Japan to allow U.S. to export new missile

Kyodo

The government has decided to allow the U.S. to export to third countries a jointly developed ballistic missile interceptor, in a politically sensitive move that represents a further easing of Japan’s ban on arms exports, sources said Tuesday.

The two countries will discuss each export of the new Block 2A type of the sea-based Standard Missile-3 interceptor to stay in line with Japan’s export controls, such as excluding countries under U.N. arms sanctions.

But it is uncertain whether Japan in reality can turn down requests by its closest ally.

The decision will be conveyed when the two allies’ defense chiefs meet early next month, and will be confirmed at the two-plus-two security talks involving their defense and foreign ministers later in June, the sources said.

SM-3 interceptors are designed to shoot down intermediate-range ballistic missiles. They are fired from warships equipped with the sophisticated Aegis air defense system.

The U.S. plans to begin deploying the advanced version of the SM-3 system in 2018, mainly for a shield in Europe in response to threats from Iranian missiles, which is why Washington had urged Tokyo to ease the arms embargo.

Prime Minister Naoto Kan’s administration has reached a basic agreement to accept the U.S. request, on the condition that Washington and the destination countries pledge in their contracts to ban any transfer to other nations, and that U.N.-sanctioned countries such as North Korea and Iraq are ruled out from the beginning, the sources said.

“It is extremely difficult to reject the request from the United States, with which we are bound in an alliance,” a government source said. “Saying no might result in negative repercussions on future joint development of equipment.”

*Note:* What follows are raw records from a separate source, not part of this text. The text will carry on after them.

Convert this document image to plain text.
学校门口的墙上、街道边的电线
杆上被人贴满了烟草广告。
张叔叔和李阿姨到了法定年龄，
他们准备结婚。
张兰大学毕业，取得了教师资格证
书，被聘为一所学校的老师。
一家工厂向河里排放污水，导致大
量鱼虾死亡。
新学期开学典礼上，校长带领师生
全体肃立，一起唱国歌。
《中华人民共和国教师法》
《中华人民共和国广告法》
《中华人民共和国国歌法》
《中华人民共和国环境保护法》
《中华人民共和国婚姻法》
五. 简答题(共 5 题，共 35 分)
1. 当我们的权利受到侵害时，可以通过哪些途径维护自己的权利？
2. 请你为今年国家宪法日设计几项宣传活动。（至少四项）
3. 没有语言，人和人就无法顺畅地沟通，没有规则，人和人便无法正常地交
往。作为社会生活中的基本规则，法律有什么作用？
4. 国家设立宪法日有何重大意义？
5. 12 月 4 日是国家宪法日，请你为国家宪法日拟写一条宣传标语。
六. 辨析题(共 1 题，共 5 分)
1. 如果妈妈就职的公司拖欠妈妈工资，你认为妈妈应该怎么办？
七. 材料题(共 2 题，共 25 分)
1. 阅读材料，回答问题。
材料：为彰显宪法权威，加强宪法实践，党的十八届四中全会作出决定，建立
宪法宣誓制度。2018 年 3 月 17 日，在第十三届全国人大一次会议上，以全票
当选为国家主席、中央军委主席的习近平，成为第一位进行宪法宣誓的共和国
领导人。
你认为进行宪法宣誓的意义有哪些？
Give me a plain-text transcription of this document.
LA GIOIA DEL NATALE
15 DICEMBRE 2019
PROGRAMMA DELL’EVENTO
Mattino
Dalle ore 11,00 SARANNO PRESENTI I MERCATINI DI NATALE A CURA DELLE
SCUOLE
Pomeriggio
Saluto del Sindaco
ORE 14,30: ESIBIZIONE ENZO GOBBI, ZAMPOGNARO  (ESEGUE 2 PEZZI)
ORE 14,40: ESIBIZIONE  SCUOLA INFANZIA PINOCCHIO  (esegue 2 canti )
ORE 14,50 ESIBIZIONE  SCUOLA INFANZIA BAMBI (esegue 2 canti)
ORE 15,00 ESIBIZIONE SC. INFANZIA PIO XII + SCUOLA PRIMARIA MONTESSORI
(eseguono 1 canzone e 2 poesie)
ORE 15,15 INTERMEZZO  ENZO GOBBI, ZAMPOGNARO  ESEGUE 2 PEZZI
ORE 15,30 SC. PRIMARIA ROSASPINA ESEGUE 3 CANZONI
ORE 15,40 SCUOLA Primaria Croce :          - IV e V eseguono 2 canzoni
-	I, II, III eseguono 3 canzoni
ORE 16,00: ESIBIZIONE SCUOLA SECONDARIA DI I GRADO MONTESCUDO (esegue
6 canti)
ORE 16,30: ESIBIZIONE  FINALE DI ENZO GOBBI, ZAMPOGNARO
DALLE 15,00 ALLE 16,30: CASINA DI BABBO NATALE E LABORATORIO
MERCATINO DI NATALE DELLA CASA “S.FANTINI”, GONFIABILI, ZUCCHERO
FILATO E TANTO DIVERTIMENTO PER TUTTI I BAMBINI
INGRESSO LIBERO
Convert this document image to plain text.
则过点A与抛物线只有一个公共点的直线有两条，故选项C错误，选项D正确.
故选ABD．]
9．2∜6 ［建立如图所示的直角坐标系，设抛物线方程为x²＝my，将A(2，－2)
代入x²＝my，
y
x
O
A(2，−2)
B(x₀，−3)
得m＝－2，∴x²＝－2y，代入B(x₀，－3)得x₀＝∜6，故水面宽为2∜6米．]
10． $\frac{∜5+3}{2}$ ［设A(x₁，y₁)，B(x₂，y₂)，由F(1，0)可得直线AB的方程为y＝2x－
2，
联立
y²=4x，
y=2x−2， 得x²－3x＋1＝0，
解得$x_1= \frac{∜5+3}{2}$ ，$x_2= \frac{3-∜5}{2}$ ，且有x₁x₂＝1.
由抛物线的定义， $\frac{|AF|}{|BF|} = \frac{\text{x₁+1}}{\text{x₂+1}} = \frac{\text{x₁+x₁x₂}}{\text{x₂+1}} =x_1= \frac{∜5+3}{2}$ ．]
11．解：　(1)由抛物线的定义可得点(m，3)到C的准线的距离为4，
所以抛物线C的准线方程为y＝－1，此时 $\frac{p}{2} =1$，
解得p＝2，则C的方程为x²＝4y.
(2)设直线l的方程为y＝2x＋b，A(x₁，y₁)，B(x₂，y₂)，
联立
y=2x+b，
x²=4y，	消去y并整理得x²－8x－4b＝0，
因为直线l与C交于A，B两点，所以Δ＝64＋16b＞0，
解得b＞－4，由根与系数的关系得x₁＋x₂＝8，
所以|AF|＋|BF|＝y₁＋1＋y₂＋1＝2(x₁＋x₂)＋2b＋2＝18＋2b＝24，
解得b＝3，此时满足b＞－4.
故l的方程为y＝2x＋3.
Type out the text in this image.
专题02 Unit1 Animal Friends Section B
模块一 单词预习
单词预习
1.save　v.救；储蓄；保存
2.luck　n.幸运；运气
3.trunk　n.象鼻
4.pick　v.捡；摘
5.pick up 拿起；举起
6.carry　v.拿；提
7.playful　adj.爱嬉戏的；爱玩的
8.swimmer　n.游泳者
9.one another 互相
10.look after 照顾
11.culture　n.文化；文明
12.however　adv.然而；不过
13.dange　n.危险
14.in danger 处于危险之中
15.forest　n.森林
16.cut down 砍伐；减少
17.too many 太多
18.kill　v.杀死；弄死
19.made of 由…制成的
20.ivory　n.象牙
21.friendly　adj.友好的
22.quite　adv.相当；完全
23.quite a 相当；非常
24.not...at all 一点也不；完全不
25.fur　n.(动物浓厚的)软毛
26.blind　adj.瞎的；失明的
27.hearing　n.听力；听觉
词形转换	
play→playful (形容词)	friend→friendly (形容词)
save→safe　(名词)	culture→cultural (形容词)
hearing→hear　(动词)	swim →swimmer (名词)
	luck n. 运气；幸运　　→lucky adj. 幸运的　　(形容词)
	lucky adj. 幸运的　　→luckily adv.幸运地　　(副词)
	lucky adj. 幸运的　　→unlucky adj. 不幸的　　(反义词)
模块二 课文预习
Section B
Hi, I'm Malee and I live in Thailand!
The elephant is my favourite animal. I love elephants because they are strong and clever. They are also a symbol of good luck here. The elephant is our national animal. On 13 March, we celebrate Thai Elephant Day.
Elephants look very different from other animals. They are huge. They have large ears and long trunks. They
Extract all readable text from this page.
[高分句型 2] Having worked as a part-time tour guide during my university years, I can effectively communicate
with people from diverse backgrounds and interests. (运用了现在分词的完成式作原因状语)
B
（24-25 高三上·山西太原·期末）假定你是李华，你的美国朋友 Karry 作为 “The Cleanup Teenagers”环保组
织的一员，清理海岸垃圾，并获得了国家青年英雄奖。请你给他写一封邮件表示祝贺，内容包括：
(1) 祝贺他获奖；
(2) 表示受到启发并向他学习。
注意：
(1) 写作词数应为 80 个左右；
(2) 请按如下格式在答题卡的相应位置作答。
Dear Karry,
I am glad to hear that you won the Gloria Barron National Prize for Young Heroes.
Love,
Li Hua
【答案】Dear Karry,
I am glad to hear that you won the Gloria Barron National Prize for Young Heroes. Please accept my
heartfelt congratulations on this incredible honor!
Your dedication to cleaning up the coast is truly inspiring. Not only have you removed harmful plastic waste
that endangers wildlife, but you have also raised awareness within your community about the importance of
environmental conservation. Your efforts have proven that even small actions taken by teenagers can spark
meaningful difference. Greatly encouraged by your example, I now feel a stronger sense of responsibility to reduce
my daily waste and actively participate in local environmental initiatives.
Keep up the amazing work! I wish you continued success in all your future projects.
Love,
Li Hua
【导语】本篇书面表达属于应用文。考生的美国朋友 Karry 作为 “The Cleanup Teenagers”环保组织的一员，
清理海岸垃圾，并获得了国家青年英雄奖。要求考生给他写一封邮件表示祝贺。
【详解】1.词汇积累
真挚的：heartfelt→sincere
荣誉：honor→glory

In addition, Tokyo hopes that by agreeing to allow the exports, it would send a message of deepening the bilateral relationship despite the prolonged stalemate over the controversial relocation of the Futenma military base in Okinawa, the sources said.

But while Japan expects the U.S. to exercise strict control of the weapon system in the case of such exports, some experts said Tokyo’s position will be tested if the planned destination is involved in conflicts, such as Israel, to which Washington is believed to be considering exporting the interceptors.

Allowing exports to a country in conflict would clearly violate Japan’s “three principles” on arms exports.